Страсти разгорались все сильнее1 и сторонники нейтралитета никак не могли унять расходившихся противников. Товарищ Станкевич —друг Джимми из табачной лавочки — закричал своим пронзительным фальцетом:
— Зачем же нам ввязываться в европейские драки? Разве мы не знаем, что такое эти банкиры и капиталисты? Какая разница для рабочего, грабят его из Парижа или грабят из Берлина? Поверьте мне, я работал и здесь и там. Я голодал под властью Ротшильда, и я голодал под властью кайзера.-:
— Затем попросил слова товарищ Геррити.
— При любых обстоятельствах,— сказал он,— мы должны бороться за" нейтралитет в этой войне. Целый мир возлагает теперь все свои надежды на социалистическое движение — на то, что оно отстоит дух интернационализма и вернет раздираемое войною человечество на мирный путь. Сейчас в особенности нам нельзя терять голову: нам предстоит сделать важнейший в истории организации шаг — основать еженедельную газету. И долой все, что мешает этому!

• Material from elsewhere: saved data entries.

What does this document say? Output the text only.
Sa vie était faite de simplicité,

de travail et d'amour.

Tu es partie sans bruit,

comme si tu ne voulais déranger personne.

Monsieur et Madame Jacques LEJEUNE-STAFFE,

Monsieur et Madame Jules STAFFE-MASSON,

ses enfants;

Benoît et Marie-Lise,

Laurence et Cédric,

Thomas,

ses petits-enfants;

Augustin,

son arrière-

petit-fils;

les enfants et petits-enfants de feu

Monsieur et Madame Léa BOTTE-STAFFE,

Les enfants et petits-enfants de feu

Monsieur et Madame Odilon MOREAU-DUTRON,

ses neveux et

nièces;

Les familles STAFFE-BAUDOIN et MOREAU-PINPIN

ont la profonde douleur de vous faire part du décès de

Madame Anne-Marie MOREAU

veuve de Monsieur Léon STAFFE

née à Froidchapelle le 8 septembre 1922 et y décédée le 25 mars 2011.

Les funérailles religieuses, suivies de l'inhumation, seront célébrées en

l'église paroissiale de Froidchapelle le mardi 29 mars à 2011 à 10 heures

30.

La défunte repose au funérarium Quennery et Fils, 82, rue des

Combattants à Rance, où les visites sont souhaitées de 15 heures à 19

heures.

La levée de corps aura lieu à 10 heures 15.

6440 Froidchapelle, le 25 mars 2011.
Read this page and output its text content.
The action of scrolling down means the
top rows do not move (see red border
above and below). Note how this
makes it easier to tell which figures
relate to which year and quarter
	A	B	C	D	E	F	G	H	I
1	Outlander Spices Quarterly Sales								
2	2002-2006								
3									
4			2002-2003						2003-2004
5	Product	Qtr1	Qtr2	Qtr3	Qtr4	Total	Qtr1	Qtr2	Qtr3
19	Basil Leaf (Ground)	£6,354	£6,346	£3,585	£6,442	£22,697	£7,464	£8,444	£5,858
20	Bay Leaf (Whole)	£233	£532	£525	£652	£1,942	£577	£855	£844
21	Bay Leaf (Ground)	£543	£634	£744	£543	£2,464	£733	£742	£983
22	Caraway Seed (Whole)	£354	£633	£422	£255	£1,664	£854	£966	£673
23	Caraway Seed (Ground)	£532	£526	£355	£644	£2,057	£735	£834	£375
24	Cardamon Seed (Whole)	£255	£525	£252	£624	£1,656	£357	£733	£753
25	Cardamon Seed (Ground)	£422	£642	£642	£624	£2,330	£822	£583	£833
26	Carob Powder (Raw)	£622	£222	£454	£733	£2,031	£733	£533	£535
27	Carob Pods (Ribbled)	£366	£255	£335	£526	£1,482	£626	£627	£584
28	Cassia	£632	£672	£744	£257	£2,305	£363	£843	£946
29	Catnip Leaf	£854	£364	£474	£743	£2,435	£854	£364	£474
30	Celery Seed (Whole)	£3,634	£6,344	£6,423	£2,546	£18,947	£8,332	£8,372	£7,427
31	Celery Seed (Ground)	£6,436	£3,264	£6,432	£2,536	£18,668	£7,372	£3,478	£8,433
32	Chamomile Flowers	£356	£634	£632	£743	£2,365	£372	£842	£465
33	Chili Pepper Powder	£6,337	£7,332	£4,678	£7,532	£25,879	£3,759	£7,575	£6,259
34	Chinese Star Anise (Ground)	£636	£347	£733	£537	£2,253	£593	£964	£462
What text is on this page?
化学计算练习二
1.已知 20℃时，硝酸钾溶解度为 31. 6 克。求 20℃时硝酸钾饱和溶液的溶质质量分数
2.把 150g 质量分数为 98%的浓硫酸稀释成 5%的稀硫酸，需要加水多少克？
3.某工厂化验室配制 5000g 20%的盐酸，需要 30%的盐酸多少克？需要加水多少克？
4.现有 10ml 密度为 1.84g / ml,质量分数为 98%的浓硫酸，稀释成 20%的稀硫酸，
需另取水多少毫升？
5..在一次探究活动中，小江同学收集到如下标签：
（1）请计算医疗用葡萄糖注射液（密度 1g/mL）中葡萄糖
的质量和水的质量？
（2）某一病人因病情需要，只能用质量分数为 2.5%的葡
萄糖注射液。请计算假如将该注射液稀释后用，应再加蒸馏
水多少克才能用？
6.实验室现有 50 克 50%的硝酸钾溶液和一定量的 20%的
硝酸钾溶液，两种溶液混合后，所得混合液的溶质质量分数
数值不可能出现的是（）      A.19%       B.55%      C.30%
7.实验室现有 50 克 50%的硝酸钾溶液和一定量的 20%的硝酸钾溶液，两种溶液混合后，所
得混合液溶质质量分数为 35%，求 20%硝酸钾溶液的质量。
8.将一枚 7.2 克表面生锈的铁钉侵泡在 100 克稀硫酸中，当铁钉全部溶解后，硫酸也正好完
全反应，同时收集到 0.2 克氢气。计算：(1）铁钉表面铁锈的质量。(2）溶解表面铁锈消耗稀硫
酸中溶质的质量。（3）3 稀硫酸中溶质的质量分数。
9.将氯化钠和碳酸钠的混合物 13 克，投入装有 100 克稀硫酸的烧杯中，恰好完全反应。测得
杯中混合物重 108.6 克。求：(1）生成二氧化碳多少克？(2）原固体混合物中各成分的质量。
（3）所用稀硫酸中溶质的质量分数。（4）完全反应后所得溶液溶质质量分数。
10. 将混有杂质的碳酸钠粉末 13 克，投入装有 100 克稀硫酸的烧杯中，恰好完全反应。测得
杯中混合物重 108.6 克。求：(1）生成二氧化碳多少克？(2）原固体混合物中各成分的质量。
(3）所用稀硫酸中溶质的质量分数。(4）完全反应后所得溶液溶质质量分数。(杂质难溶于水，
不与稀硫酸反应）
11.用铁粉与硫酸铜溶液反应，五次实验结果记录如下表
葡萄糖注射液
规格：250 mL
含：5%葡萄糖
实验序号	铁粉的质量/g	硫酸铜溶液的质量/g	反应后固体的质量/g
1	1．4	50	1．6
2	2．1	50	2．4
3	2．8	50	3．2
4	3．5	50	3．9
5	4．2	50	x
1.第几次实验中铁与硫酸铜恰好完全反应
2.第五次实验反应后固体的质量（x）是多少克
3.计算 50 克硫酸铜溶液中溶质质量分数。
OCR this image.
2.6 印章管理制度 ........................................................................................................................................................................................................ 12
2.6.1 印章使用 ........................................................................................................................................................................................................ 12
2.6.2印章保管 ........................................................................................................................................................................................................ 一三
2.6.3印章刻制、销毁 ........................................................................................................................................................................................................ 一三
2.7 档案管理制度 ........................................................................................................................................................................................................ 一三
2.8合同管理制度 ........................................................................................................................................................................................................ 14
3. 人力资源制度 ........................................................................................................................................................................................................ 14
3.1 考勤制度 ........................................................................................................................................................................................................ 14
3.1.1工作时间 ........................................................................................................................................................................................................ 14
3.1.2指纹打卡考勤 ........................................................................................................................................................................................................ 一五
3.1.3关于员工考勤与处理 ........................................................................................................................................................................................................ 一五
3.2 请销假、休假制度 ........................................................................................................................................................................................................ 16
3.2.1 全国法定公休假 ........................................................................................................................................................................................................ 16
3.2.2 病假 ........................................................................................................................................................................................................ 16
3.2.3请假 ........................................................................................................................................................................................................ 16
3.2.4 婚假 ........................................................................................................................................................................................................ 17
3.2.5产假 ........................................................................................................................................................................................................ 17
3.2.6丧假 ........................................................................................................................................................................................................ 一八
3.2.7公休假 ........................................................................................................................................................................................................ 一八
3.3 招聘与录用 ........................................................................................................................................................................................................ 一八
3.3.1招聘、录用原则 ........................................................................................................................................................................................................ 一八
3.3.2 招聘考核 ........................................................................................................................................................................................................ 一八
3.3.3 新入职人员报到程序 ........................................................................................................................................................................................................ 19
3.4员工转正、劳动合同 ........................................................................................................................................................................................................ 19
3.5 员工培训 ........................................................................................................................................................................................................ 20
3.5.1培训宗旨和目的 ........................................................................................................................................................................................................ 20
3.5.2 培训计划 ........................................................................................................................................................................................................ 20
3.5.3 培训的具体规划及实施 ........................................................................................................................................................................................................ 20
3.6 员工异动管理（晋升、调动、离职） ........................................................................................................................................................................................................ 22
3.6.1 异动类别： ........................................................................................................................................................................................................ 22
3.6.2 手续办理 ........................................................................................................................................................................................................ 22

Товарищ Сервис заметил, что все это, конечно, верно, но ведь надо решить, какого направления будет придерживаться газета, не так ли? Неужели они собираются протестовать против несправедливости у себя на родине и в то же время игнорировать самый вопиющий из всех известных истории актов международной несправедливости? Неужели рабочая газета не выскажется против порабощения кайзером и его милитаристской шайкой европейских рабочих? В таком случае, извините — он, доктор Сервис, умывает руки, он отказывается от участия в подобной газете.
Члены группы переглянулись в полном смятении. Все отлично знали, что преуспевающий доктор стоял в подписном листе первым: он пожертвовал пятьсот долларов на ожидаемого вскоре младенца — лисвиллскую газету «Уоркер». Даже немцы и те пришли в уныние от перспективы потерять столь щедрый дар!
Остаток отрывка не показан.